Staunton, October 7 – At the end of
Soviet times, a joke circulated in Moscow that appears to be having an echo
today. According to the story, Soviet
Foreign Minister Eduard Shevardnadze met President Mikhail Gorbachev at the
airport when the latter was returning from Estonia.
“What have you done?” Shevardnadze
supposedly asks. Gorbachev replies: “Nothing. The Estonians asked for
independence, but said no. Then they asked if they could be independent for a
week and again I said no. But they asked if they could be independent for a
day, and I told them why not? After all, what could they do in a day?”

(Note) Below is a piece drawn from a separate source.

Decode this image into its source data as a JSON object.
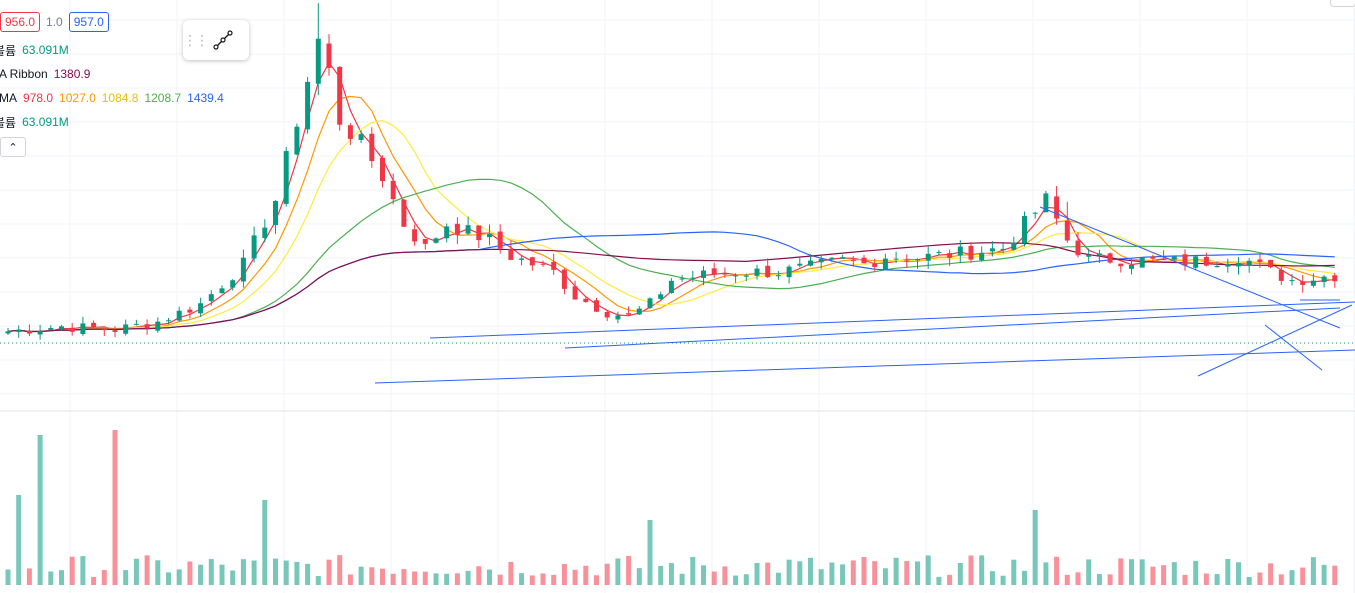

“Then you haven’t heard?” the Soviet
foreign minister says. “No,” says Gorbachev. “What happened?” “Well,” says
Shevardnadze, “the Estonians used that day of independence you gave them to
declare war on Sweden, and then they surrendered. Now, with Swedish forces at
Narva, what are you going to do?”
Today, the Kavkaz-Uzel.ru portal
reports that the website of the Astrakhan oblast duma featured for three hours
a call by the leaders of that oblast to secede from the Russian Federation and
form an independent Lower-Volga Peoples Republic. The press service of the
regional duma blamed this on a hacker attack (kavkaz-uzel.ru/articles/250335/).
Because the declaration was put up
overnight, an official at the regional FSB office responded to an inquiry by
Elena Grebenyuk of Kavkaza-Uzel by saying that he “could not say anything” and
asked her to “phone back during normal working hours.”